C’est vrai en terme de théorie économique du droit tout litige a un coût et une probabilité de perte, qui peut être converti en risque et donc permettre de procéder à un choix économique. On peut mitiger ce risque en se renseignant par exemple, on peut aussi obtenir une aide financière si on n’en a pas les moyens, ainsi qu’obtenir un dédommagement en cas de réussite.



Le problème est que l’insécurité juridique ne découle pas uniquement du fait que la loi soit générale et abstraite. Trop de loi et, comme tu l’a dis on a des exceptions d’exceptions incompréhensibles.

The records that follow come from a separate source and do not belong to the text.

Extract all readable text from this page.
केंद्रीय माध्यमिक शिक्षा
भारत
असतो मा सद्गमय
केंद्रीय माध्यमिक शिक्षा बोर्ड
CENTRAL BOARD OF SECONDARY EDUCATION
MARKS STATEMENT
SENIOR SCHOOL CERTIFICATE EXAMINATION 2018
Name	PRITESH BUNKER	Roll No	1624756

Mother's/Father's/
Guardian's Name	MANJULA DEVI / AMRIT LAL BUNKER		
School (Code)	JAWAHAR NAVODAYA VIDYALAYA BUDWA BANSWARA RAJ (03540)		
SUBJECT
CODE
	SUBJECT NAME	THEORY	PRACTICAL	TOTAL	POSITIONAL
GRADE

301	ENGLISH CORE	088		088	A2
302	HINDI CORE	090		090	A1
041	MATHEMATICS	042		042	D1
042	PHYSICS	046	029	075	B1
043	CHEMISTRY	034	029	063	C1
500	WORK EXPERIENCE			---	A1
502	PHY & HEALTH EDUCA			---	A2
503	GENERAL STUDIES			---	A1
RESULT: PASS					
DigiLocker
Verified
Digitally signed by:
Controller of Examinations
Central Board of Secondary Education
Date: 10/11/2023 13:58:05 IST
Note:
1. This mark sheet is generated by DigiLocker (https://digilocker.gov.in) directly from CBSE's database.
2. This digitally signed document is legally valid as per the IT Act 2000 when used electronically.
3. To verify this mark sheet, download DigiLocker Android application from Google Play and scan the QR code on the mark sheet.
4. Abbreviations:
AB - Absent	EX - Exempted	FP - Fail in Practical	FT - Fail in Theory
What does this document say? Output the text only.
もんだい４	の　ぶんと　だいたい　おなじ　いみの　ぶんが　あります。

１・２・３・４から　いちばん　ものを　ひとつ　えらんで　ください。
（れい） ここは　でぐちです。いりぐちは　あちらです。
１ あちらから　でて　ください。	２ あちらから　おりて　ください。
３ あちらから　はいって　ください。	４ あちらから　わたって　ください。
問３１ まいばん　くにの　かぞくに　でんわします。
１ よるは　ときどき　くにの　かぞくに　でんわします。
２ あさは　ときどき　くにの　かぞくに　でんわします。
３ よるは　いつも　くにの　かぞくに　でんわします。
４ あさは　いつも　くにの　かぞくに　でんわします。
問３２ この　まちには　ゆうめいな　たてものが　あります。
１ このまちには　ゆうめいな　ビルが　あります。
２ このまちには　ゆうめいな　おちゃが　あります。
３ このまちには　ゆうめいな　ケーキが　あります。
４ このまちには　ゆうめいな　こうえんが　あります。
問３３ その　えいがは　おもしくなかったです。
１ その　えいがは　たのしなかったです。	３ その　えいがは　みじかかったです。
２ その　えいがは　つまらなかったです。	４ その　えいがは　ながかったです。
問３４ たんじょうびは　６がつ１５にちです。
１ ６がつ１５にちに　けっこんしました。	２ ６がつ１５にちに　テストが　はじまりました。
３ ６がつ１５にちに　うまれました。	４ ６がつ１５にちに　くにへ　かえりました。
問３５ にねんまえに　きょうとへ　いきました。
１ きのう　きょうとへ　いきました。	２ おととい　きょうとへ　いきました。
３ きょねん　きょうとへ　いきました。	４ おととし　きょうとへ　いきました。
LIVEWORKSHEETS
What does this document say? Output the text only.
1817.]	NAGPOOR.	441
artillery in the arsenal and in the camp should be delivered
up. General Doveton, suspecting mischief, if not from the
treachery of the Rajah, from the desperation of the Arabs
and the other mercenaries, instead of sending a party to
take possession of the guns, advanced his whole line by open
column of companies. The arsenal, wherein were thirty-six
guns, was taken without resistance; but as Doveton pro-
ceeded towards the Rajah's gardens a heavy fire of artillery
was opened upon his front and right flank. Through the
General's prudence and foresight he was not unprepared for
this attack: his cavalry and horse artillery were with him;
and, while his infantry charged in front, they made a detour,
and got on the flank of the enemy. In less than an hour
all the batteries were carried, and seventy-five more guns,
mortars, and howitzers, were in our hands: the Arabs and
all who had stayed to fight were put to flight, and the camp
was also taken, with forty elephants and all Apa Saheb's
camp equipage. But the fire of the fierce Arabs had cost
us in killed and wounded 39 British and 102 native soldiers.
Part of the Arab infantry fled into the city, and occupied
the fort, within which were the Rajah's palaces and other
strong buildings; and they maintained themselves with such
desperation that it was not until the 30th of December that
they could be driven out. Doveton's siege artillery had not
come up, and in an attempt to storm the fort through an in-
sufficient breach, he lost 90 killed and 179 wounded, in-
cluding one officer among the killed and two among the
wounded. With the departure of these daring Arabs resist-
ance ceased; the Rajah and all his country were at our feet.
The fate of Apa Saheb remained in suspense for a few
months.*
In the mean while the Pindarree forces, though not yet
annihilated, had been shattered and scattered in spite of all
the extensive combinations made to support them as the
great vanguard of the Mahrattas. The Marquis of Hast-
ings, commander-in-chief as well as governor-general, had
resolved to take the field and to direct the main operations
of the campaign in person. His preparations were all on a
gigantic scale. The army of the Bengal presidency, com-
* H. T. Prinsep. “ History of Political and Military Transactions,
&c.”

Voir même pire on peut avoir des trucs très arbitraires. C’est la même chose avec trop peu de loi.



Il faut un contenu normatif juste, qui est précis lorsqu’il faut être précis, dans les définitions ou les conditions tout en laissant au juge le soin d’agir avec justice, donc s’intéresser au cas particulier en rendant une décision qui ne sera formellement destinée qu’au particulier. Chacun de ces éléments sont importants pour former un cadre juridique complet, toujours en mouvement comme la technologie.



Tant mieux que Google ait pu faire valoir sa voix. On aura une décision qui s’appliquera a google et qui précisera la situation pour tous les petits acteurs sans qu’aucun d’entre eux n’ait à être inquiété par la justice parce que la question aura été traitée.



&nbsp;Il n’y a pas non plus des immenses blancs dans la législation permettant à n’importe quelle autorité de faire n’importe quoi. Les choses sont assez claires. Le droit à l’oubli pouvait être déduit de la loi, et existait déjà avant internet. La question plus spécifique de l’étendue du déréférencement est déjà plus particulière, et il était aussi prévisible que la CNIL amende google parce que la justice française tend à se considérer comme globalement compétente dans ce genre de cas.